Hall's research interests included nuclear reactor development, X-ray crystallography and neutron physics, and cosmic rays. In 1951 she informed Robert Oppenheimer of the results of the Operation Greenhouse George nuclear test, in which the yield of an atomic bomb was "boosted" by the addition of a small capsule containing less than 1 oz of deuterium and tritium, which nonetheless increased the yield by 25 ktTNT.

Hall became associate director of the Los Alamos National Laboratory in 1958. That year she was an American delegate at the Atoms for Peace Conference in Geneva.

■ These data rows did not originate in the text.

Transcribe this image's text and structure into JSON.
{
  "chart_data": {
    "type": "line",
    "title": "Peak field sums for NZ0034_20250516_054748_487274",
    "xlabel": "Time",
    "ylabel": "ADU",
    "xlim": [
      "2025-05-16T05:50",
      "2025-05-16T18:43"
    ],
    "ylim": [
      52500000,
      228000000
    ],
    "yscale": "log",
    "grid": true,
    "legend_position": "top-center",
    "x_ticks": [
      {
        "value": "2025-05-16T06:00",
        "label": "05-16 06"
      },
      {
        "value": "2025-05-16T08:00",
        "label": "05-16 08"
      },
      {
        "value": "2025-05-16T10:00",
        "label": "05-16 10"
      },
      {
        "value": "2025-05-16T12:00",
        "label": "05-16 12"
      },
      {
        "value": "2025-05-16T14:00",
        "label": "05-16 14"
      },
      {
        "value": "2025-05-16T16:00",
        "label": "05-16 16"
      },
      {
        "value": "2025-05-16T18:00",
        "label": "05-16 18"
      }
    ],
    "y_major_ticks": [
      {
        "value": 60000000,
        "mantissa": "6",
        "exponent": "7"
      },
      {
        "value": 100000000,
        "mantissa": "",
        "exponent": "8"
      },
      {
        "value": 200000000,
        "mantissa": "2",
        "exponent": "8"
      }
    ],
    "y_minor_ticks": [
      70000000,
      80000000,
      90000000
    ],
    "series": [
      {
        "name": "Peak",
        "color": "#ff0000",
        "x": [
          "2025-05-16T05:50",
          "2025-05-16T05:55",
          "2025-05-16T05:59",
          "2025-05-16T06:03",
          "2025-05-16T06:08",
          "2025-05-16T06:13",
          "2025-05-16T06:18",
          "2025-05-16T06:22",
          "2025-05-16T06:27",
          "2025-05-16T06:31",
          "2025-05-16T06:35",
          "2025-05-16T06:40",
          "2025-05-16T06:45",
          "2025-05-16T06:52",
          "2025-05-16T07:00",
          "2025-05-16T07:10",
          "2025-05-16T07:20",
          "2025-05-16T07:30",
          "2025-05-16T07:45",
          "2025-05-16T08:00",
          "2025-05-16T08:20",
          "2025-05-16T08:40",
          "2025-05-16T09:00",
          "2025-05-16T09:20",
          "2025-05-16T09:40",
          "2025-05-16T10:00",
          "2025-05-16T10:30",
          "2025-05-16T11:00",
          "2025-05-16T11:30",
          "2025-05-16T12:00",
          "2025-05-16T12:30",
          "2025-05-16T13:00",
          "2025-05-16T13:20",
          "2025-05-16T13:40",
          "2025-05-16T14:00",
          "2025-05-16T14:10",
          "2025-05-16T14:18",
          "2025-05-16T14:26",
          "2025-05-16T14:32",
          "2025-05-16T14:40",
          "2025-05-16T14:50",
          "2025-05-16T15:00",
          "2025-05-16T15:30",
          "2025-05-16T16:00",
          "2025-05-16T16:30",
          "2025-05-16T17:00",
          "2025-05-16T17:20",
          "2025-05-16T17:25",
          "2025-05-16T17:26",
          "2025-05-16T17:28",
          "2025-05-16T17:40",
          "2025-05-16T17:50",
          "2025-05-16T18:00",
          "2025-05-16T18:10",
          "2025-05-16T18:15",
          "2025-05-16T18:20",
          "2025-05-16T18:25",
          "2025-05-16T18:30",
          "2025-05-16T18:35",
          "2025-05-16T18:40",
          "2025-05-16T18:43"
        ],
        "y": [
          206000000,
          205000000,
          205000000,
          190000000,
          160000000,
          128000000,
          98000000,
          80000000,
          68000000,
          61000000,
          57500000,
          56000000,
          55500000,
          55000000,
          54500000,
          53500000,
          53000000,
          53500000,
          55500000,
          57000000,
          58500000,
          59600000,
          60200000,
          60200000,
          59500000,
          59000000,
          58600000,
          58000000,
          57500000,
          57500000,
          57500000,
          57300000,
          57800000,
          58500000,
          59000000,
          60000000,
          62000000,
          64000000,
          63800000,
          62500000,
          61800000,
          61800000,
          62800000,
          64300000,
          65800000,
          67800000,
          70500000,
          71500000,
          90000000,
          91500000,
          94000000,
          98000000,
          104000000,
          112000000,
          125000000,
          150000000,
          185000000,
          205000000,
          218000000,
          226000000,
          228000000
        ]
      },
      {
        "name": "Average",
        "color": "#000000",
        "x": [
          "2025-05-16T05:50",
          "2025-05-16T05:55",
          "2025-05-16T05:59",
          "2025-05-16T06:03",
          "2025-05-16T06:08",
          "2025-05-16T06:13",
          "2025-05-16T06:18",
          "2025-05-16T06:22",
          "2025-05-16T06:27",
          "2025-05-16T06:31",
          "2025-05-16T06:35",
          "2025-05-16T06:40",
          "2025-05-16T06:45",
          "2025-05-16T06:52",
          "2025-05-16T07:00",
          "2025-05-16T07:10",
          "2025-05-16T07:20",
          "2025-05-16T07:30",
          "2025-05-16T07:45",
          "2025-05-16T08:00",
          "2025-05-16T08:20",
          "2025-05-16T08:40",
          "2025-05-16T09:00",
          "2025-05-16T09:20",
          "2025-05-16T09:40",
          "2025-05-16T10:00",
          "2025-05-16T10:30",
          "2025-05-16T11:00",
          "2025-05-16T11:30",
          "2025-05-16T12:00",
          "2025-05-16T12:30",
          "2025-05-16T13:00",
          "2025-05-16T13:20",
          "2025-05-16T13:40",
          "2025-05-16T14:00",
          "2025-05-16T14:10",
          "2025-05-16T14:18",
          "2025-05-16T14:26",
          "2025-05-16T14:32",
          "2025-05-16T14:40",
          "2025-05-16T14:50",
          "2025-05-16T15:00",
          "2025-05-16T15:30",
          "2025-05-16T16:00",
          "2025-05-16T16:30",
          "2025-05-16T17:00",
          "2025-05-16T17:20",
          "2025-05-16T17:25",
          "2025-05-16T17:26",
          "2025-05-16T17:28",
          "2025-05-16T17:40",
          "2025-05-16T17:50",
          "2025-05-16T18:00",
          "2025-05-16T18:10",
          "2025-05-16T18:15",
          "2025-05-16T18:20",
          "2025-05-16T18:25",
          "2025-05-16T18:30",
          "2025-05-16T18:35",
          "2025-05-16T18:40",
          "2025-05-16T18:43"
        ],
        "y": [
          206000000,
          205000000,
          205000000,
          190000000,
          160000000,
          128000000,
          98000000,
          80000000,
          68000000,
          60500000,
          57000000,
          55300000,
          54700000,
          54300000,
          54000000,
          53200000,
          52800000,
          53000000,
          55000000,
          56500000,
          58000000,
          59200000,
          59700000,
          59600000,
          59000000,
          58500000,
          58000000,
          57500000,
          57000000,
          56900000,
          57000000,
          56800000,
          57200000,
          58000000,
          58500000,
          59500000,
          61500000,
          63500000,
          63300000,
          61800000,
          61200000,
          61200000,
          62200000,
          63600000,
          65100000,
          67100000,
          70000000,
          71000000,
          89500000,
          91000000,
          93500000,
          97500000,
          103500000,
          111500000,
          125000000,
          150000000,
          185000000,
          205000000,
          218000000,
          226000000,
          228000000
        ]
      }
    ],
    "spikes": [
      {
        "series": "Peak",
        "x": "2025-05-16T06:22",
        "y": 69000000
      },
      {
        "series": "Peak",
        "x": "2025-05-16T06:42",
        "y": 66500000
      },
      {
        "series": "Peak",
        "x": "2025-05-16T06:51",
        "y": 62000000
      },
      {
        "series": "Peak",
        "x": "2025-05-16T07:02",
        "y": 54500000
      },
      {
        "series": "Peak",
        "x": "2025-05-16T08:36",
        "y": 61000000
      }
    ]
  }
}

She was secretary of the General Advisory Committee (GAC) of the Atomic Energy Commission (AEC) from 1956 until 1959, and was a member of the GAC from 1966 to 1972. When President Lyndon Johnson appointed her in 1966, she became the first woman to serve on the GAC. She was also a member of the AEC Advisory committee on Nuclear Materials and Safeguards from 1967 to 1972. She retired from the Los Alamos National Laboratory in 1970. In October of that year, the chairman of the AEC, Glenn Seaborg, presented her with the Atomic Energy Commission Citation and gold medal. She died in November 1981.